Ricardo Evangelista – Senior Analyst, ActivTrades

Japanese Yen

European Shares

Benchmarks extended Tuesday’s gains in Europe this morning, alongside US futures, providing investors with a little relief following one of the most bearish week in months for equities.

Both French and German indices lead the way on the old continent, driving the STOXX-50 index above the 3,800 pts mark as bull traders managed to take back control of the market above 3,740 pts (38.2% Fibonacci), at least temporarily. Even if yesterday’s bullish price action is being confirmed so far today, investors are likely to remain cautiously optimistic this week. As long as no significant resistance (3,850pts / 3,900pts) gets cleared, the current rebound will remain as a “bullish correction” sparked by short-covering operations before the Christmas holiday, when market liquidity tends to decrease, rather than a clear trend reversal.
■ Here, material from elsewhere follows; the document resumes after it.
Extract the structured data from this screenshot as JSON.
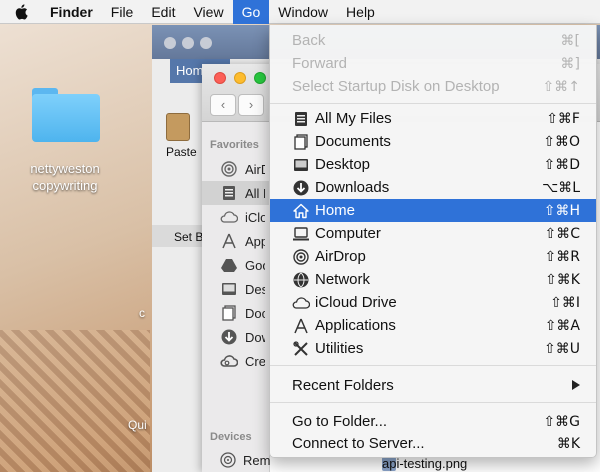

In addition, the recent instability spotted in bond markets following Japan’s surprise shift in its yield trading band doesn’t offer a supportive environment for risk appetite.

Canadian CPI data, US CB Consumer Confidence and Existing Home Sales may increase market volatility today while energy stock investors will still pay close attention to today’s data as the US Crude Oil Inventories loom in the afternoon.

Pierre Veyret– Technical analyst, ActivTrades 


Disclaimer: opinions are personal to the authors and do not reflect the opinions of LeapRate. This is not a trading advice.